The numbers represent an increase over the percentage of use found in previous years, said Salamat Azimi, Afghanistan’s minister of counternarcotics. Though the previous studies were based on anecdotal evidence, not toxicology. She attributed the high drug use to continued poverty, war and insecurity, all of which tend to hit rural areas the hardest.

“Despite national achievements in counternarcotics, there is still more needed,” Azimi said.

William Brownfield, U.S. assistant secretary of state for International Narcotics and Law Enforcement Affairs, called the report’s findings “disturbing” and said drug use is a problem that can only be addressed through cooperation.

“Drug use is an Afghan problem, it is an American problem, and it is a problem for all… of the United Nations’ member states,” said Brownfield, who was in Kabul to discuss counternarcotics policies with Afghan officials. “Since the problem is a shared problem, the solution must be a shared solution.”

As worldwide demand for opium has diminished, U.N. officials say, the domestic market has become more of a focus for dealers.
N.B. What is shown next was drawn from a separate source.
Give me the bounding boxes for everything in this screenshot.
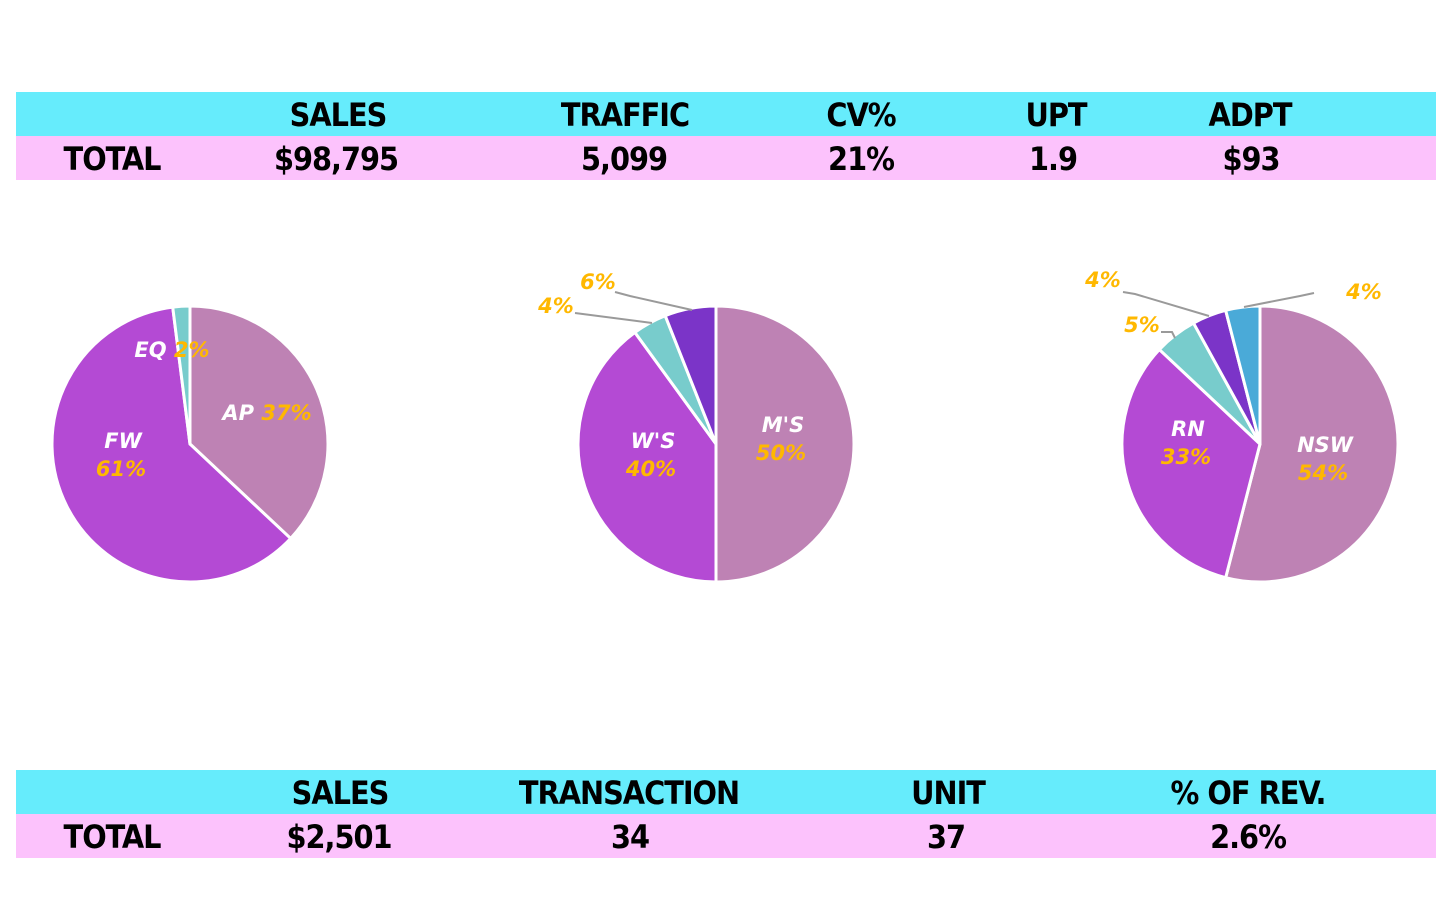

The Taliban eradicated most opium cultivation in the 1990s, but after the U.S.-led military operation that toppled the Taliban regime in 2001, the militant group and many others in Afghanistan have turned to raising the crop. During the international coalition’s time in Afghanistan, opium production hit all-time highs. After more than $7 billion in foreign anti-narcotics efforts, the drug problem is one of the most glaring failures of international and Afghan government programs over the past decade.

But Brownfield said drug programs need to focus on the future and not assign blame for the past.

“We know that drug programs of the past have not fully succeeded, otherwise we wouldn’t be here,” he said.

Afghan and international officials shouldn’t give up because the future of Afghanistan’s young generations depends on overcoming the problems posed by drug production and addiction, he said.

Opium cultivation and production reached record levels last year in Afghanistan, according to the United Nations, increasing as much as 17 percent over 2013. Officials estimated that the country’s farmers produced about 6,400 tons of opium in 2014.